Translated by Forrest Gander

The breeze touches its fingertips

to the tender undersides of the leaves. They glow

and gently tremble.

They are startled and lifted

with a breath, with another. They come awake.

Like the sensitive fingers of the blind

the leaves strum the wind;

they feel out and decipher its edges,

its surging outlines, its thickness.

They vibrate,

those fluid silent keys.

La Brisa

Coral Bracho

La brisa toca con sus yemas

el suave envés de las hojas. Brillan

y giran levemente.

Las sobresalta y alza

con un suspiro, con otro. Las pone alerta.

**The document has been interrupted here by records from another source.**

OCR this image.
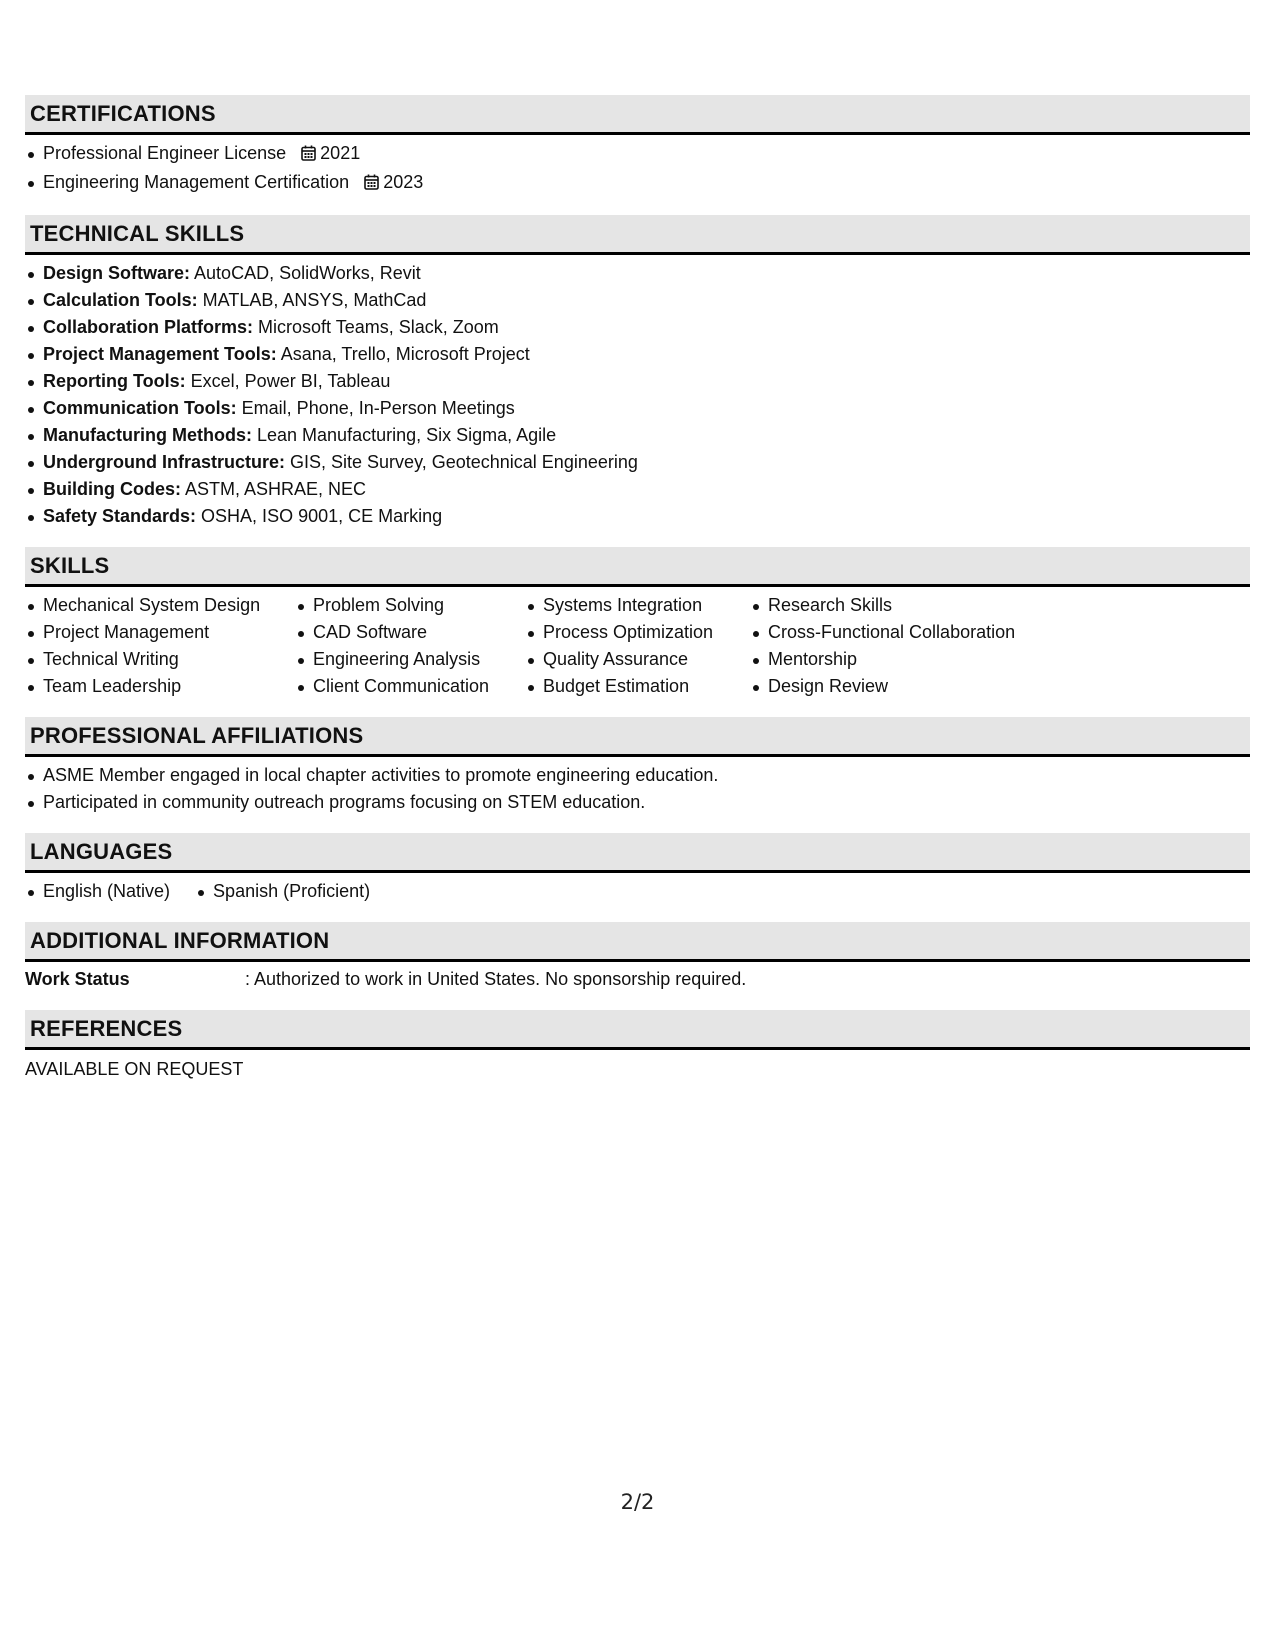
CERTIFICATIONS
Professional Engineer License 2021
Engineering Management Certification 2023
TECHNICAL SKILLS
Design Software: AutoCAD, SolidWorks, Revit
Calculation Tools: MATLAB, ANSYS, MathCad
Collaboration Platforms: Microsoft Teams, Slack, Zoom
Project Management Tools: Asana, Trello, Microsoft Project
Reporting Tools: Excel, Power BI, Tableau
Communication Tools: Email, Phone, In-Person Meetings
Manufacturing Methods: Lean Manufacturing, Six Sigma, Agile
Underground Infrastructure: GIS, Site Survey, Geotechnical Engineering
Building Codes: ASTM, ASHRAE, NEC
Safety Standards: OSHA, ISO 9001, CE Marking
SKILLS
Mechanical System Design
Project Management
Technical Writing
Team Leadership
Problem Solving
CAD Software
Engineering Analysis
Client Communication
Systems Integration
Process Optimization
Quality Assurance
Budget Estimation
Research Skills
Cross-Functional Collaboration
Mentorship
Design Review
PROFESSIONAL AFFILIATIONS
ASME Member engaged in local chapter activities to promote engineering education.
Participated in community outreach programs focusing on STEM education.
LANGUAGES
English (Native)	Spanish (Proficient)
ADDITIONAL INFORMATION
Work Status	: Authorized to work in United States. No sponsorship required.
REFERENCES
AVAILABLE ON REQUEST
2/2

Como los dedos sensitivos de un ciego

hurgan entre el viento las hojas;

buscan y descifran sus bordes,

sus relieves de oleaje, su espesor.

Cimbran

sus fluidas teclas silenciosas.

The Posture of the Trees

Translated by Forrest Gander

The posture of the trees,

as gesture,

is momental.

La actitud de los árboles

Coral Bracho

La actitud de los árboles,

su gesto

es momentáneo.


Coral Bracho is one of Mexico ’s most influential contemporary poets. Her early work simply altered the landscape of Mexican poetry (on par with Ashbery’s work in the U.S. ) New Directions will bring out a selected poems of her work in my translations in Spring 2008: Firefly Under the Tongue: Selected Poems of Coral Bracho.

Born in Mexico City in 1951, Bracho has published five books of poetry: Peces de piel fugaz (1977), El ser que va a morir (1981), Tierra de entraña ardiente (in collaboration with painter Irma Palacios, 1992), La voluntad del ámbar (1998), and Ese espacio, ese jardín (2003), which won the Xavier Villaurrutia Prize. Among other places, selections from her work appeared in Mouth to Mouth: Poems by Twelve Contemporary Mexican Women (Milkweed Editions, 1993) and Reversible Monuments ( Copper Canyon, 2002).

Forrest Gander’s books of poems, essays, and translations include Eye Against Eye and A Faithful Existence: Reading, Memory, & Transcendence.  He is the translator of No Shelter: Selected Poems of Pura Lopez Colome, Firefly Under the Tongue: Selected Poems of Coral Bracho, and (with Kent Johnson) two books of poetry by Jaime Saenz. He has received several awards including The Whiting Award for Writers and NEA fellowships in poetry.

“Two of my strongest memories (about front porches) both involve Robert Mitchum: I see
him in Night of the Hunter leaning from the porch steps with his tattooed fingers
clenching the post.  And in Lusty Men, a beautiful movie by Nicholas Ray, after
getting busted up-riding a bull, Mitchum’s character returns to his childhood home and crawls under the front porch to retrieve something he hid there as a child.”